En 2012 Azúa explicó a la prensa que se marchaba a vivir a Madrid porque el clima independentista lo asfixiaba. Después se dijo que uno de los motivos del exilio había sido un asunto de cuernos. El mismo año su obra Contra Jeremías ganó el premio de periodismo González Ruano. Poco después el galardón tuvo que cambiar de nombre gracias a un libro de Garcia Planas que destapa las actividades antisemitas y filonazis que llevó a cabo el celebrado escritor madrileño.

Autor de una extensa obra intelectual, y miembro fundador de Ciudadanos, Azúa afirmó hace unos días que a Junts pel Sí le convendrían un par de muertos para sostener el conflicto con España. Además de pedir la suspensión de la autonomía y de insistir en el tópico que el nacionalismo es de derechas, el escritor agitaba al fantasma de la FAI, aprovechando la performance que la CUP hizo en la sede del PP con pegatinas.
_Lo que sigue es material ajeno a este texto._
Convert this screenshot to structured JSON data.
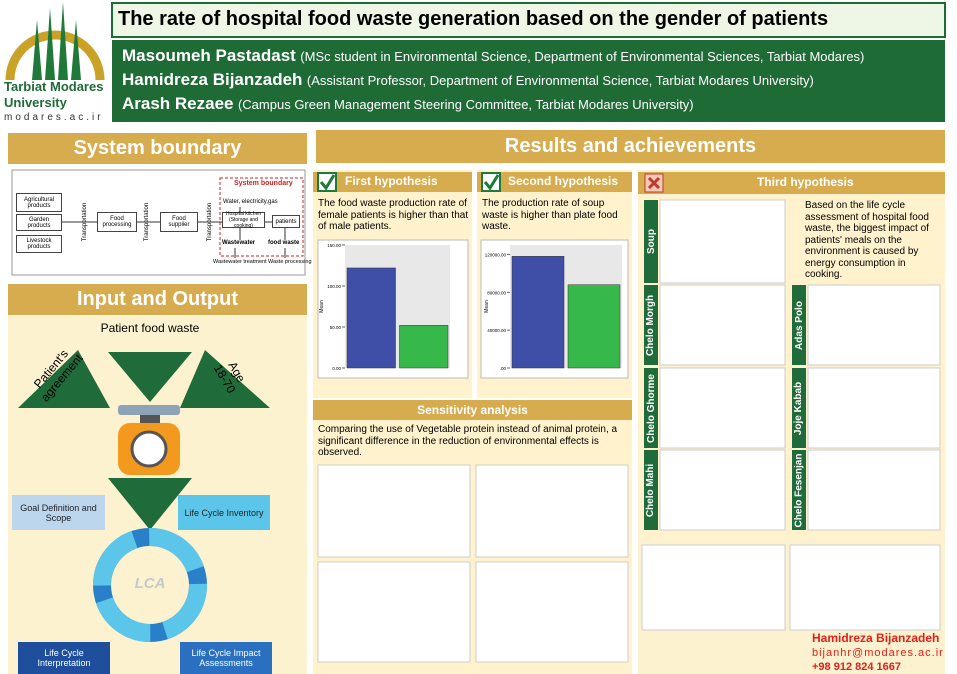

Leyendo la entrevista es difícil no pensar en aquella frase de Montaigne que dice que odiamos en los otros nuestros peores defectos o en aquella otra de Churchill que decía que los fascistas del futuro se llamarían a ellos mismos antifascistas. En Madrid empiezan a decir que Azúa está obsesionado con Catalunya. Azúa representa el desengaño de una generación de intelectuales que no se preocupó nunca de las flores que pisaba y que ahora ve como una traición que amenaza a su prestigio el hecho que Catalunya no sea cómo ellos la vivieron cuando todo el mundo les reía las gracias a causa del miedo.

Si la Europa socialdemócrata que fue cómplice del exterminio de los judíos tiene una tirria irrefrenable a Israel, los hijos de la Barcelona pijoprogre no pueden soportar que el independentismo ponga en evidencia el provecho que sacaron de la dictadura. Ahora que vienen tiempos difíciles es un buen momento para recordar que el odio y el resentimiento suelen ser un fuego que se enciende para borrar las marcas de la propia culpa.